Environnement, changement climatique et « Big Data »

Au-delà des sujets d’actualité, perçus sous l’angle géopolitique et macropolitique, les congressistes plancheront aussi sur les dossiers qui représentent un grand défi pour l’avenir de l’humanité. Un atelier de travail sera ainsi consacré au changement climatique, et d’une manière plus globale aux problèmes de l’environnement et de l’énergie. Les échanges prévus sur ces thèmes interviendront alors que se tient d’une manière concomitante à Lima la 20e Conférence des parties à la convention-cadre des Nations unies sur les changements climatiques, dans la perspective d’un engagement international en vue de la réduction des émissions de carbone.
Autre dossier non moins crucial prévu à l’ordre du jour de la Conférence de Séoul : l’impact de la révolution des Big Data et les rapports des « Big Brothers » de ce troisième millénaire (tels que Google, à titre d’exemple) avec les États et les grandes entreprises industrielles.

Le point de presse de Thierry de Montbrial

Les débats autour de ce large éventail de dossiers s’inscrivent dans le sillage des objectifs que s’est fixé Thierry de Montbrial en lançant en 2008, à Évian, le projet de World Policy Conference, à savoir initier un débat d’idées entre les acteurs et experts d’horizons divers en vue de la recherche d’une bonne gouvernance susceptible de favoriser « un monde raisonnablement ouvert, équilibré et respectueux des identités, donc des différences ».
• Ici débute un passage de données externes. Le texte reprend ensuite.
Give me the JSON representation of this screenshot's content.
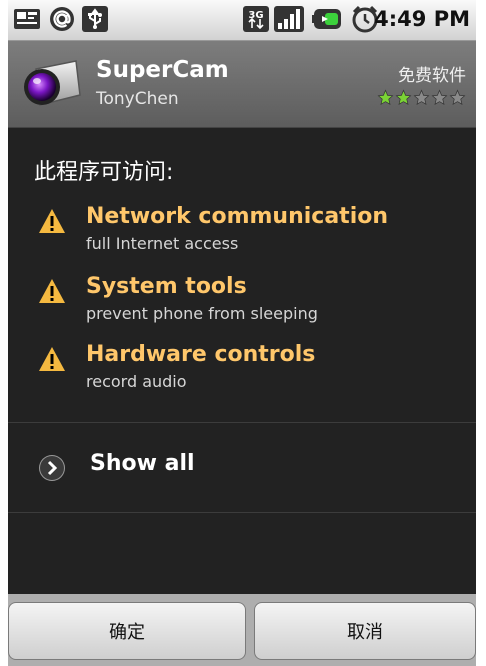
{
  "status_bar": {
    "time": "4:49 PM",
    "icons": [
      "sim-card-icon",
      "at-sign-icon",
      "usb-icon",
      "3g-icon",
      "signal-bars-icon",
      "battery-charging-icon",
      "alarm-clock-icon"
    ],
    "network_label": "3G"
  },
  "app": {
    "name": "SuperCam",
    "author": "TonyChen",
    "price": "免费软件",
    "rating": 2,
    "rating_max": 5
  },
  "intro": "此程序可访问:",
  "permissions": [
    {
      "title": "Network communication",
      "description": "full Internet access"
    },
    {
      "title": "System tools",
      "description": "prevent phone from sleeping"
    },
    {
      "title": "Hardware controls",
      "description": "record audio"
    }
  ],
  "show_all_label": "Show all",
  "buttons": {
    "confirm": "确定",
    "cancel": "取消"
  },
  "colors": {
    "permission_title": "#ffc76b",
    "rating_star": "#7bd335",
    "warning_icon": "#f5b940"
  }
}
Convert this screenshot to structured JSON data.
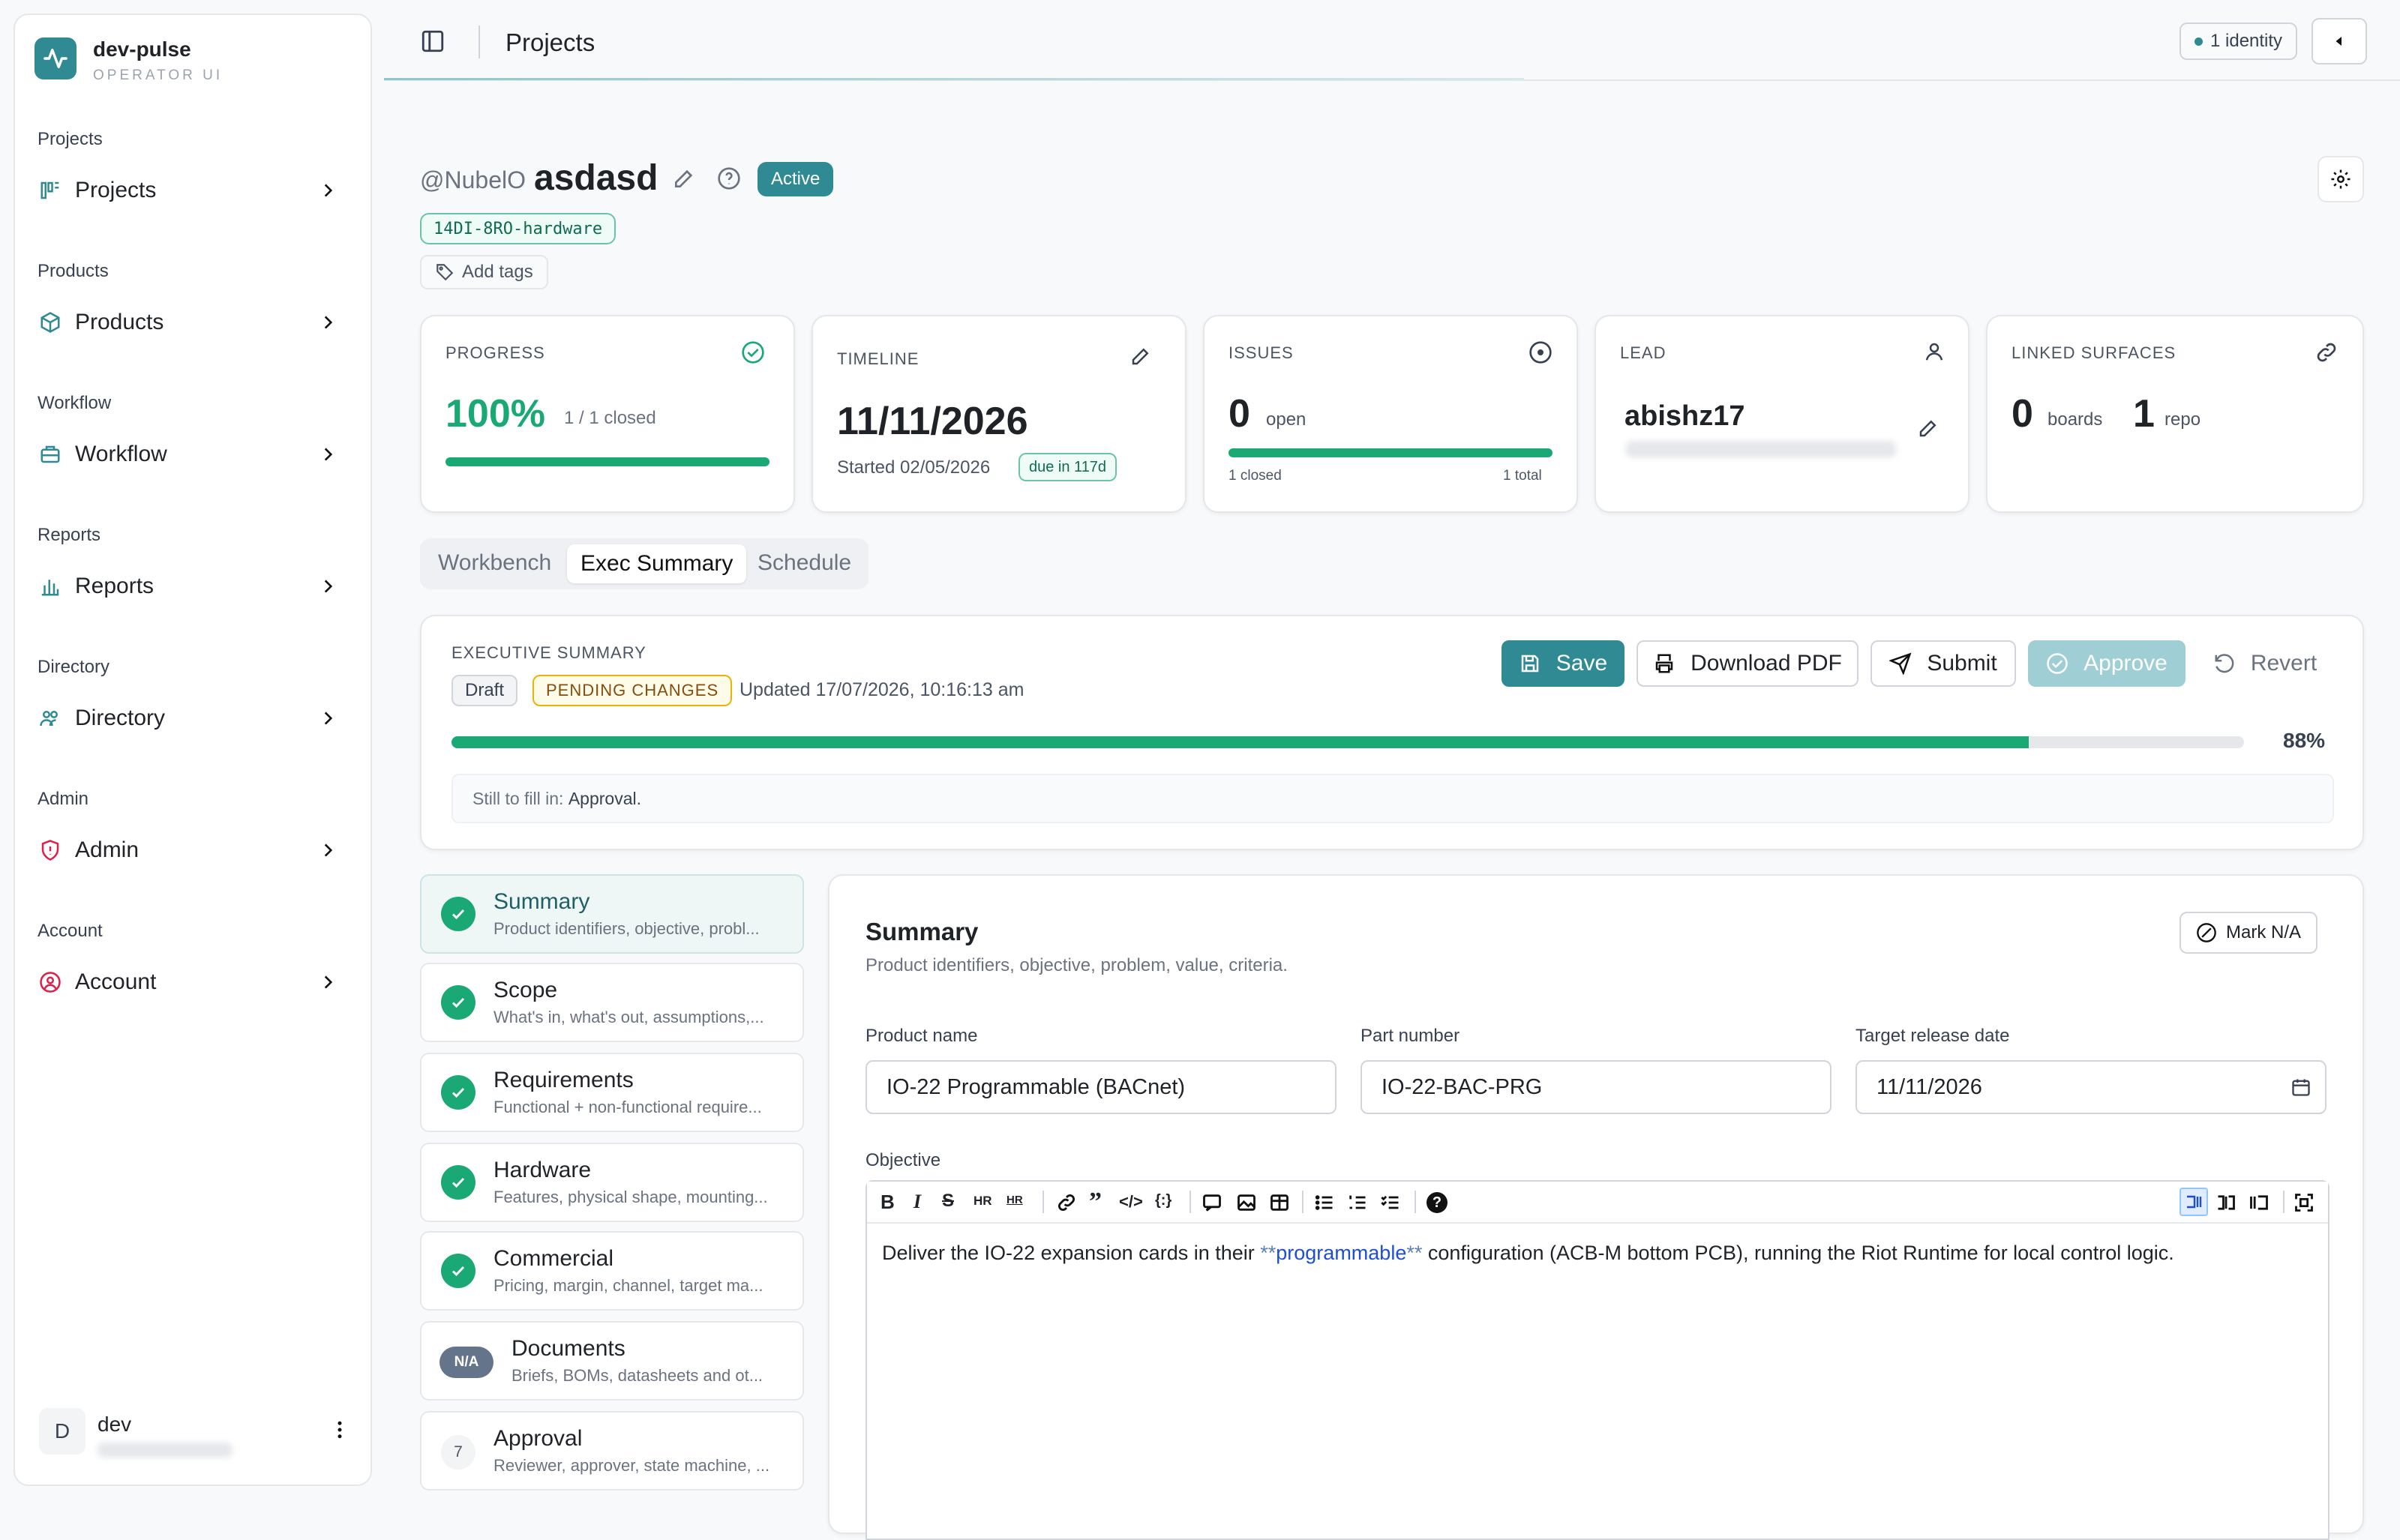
{
  "app": {
    "name": "dev-pulse",
    "subtitle": "OPERATOR UI"
  },
  "sidebar": {
    "groups": [
      {
        "heading": "Projects",
        "item": "Projects"
      },
      {
        "heading": "Products",
        "item": "Products"
      },
      {
        "heading": "Workflow",
        "item": "Workflow"
      },
      {
        "heading": "Reports",
        "item": "Reports"
      },
      {
        "heading": "Directory",
        "item": "Directory"
      },
      {
        "heading": "Admin",
        "item": "Admin"
      },
      {
        "heading": "Account",
        "item": "Account"
      }
    ],
    "user": {
      "initial": "D",
      "name": "dev"
    }
  },
  "header": {
    "title": "Projects",
    "identity": "1 identity"
  },
  "project": {
    "owner": "@NubelO",
    "name": "asdasd",
    "status": "Active",
    "code": "14DI-8RO-hardware",
    "add_tags": "Add tags"
  },
  "stats": {
    "progress": {
      "label": "PROGRESS",
      "value": "100%",
      "sub": "1 / 1 closed",
      "fraction": 1.0
    },
    "timeline": {
      "label": "TIMELINE",
      "date": "11/11/2026",
      "started": "Started 02/05/2026",
      "due": "due in 117d"
    },
    "issues": {
      "label": "ISSUES",
      "count": "0",
      "open": "open",
      "closed": "1 closed",
      "total": "1 total",
      "fraction": 1.0
    },
    "lead": {
      "label": "LEAD",
      "name": "abishz17"
    },
    "linked": {
      "label": "LINKED SURFACES",
      "boards": "0",
      "boards_label": "boards",
      "repos": "1",
      "repos_label": "repo"
    }
  },
  "tabs": [
    "Workbench",
    "Exec Summary",
    "Schedule"
  ],
  "exec": {
    "label": "EXECUTIVE SUMMARY",
    "draft": "Draft",
    "pending": "PENDING CHANGES",
    "updated": "Updated 17/07/2026, 10:16:13 am",
    "save": "Save",
    "download": "Download PDF",
    "submit": "Submit",
    "approve": "Approve",
    "revert": "Revert",
    "percent": "88%",
    "fraction": 0.88,
    "still_prefix": "Still to fill in: ",
    "still_value": "Approval."
  },
  "steps": [
    {
      "title": "Summary",
      "sub": "Product identifiers, objective, probl...",
      "state": "done"
    },
    {
      "title": "Scope",
      "sub": "What's in, what's out, assumptions,...",
      "state": "done"
    },
    {
      "title": "Requirements",
      "sub": "Functional + non-functional require...",
      "state": "done"
    },
    {
      "title": "Hardware",
      "sub": "Features, physical shape, mounting...",
      "state": "done"
    },
    {
      "title": "Commercial",
      "sub": "Pricing, margin, channel, target ma...",
      "state": "done"
    },
    {
      "title": "Documents",
      "sub": "Briefs, BOMs, datasheets and ot...",
      "state": "na",
      "badge": "N/A"
    },
    {
      "title": "Approval",
      "sub": "Reviewer, approver, state machine, ...",
      "state": "todo",
      "badge": "7"
    }
  ],
  "form": {
    "title": "Summary",
    "subtitle": "Product identifiers, objective, problem, value, criteria.",
    "mark_na": "Mark N/A",
    "product_name_label": "Product name",
    "product_name": "IO-22 Programmable (BACnet)",
    "part_number_label": "Part number",
    "part_number": "IO-22-BAC-PRG",
    "release_label": "Target release date",
    "release": "11/11/2026",
    "objective_label": "Objective",
    "objective_pre": "Deliver the IO-22 expansion cards in their ",
    "objective_marks": "**",
    "objective_link": "programmable",
    "objective_post": " configuration (ACB-M bottom PCB), running the Riot Runtime for local control logic."
  }
}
Au cours d’un point de presse qu’il a tenu hier, dimanche, en début de soirée, à l’hôtel Conrad, M. de Montbrial a apporté davantage de précisions sur l’idée de base qui a sous-tendu l’initiative qu’il a lancée en 2008. Il a indiqué sur ce plan qu’aucune des conférences internationales qui étaient généralement organisées dans le monde n’était d’inspiration européenne, et plus spécifiquement française. D’où l’idée, qui a mûri en 2006 et 2007, de mettre sur les rails une Conférence annuelle, d’inspiration française et européenne, qui soit ouverte à la presse (contrairement aux autres conférences internationales) et qui ait pour leitmotiv la bonne gouvernance mondiale dans différents domaines d’activité politique et socio-économique.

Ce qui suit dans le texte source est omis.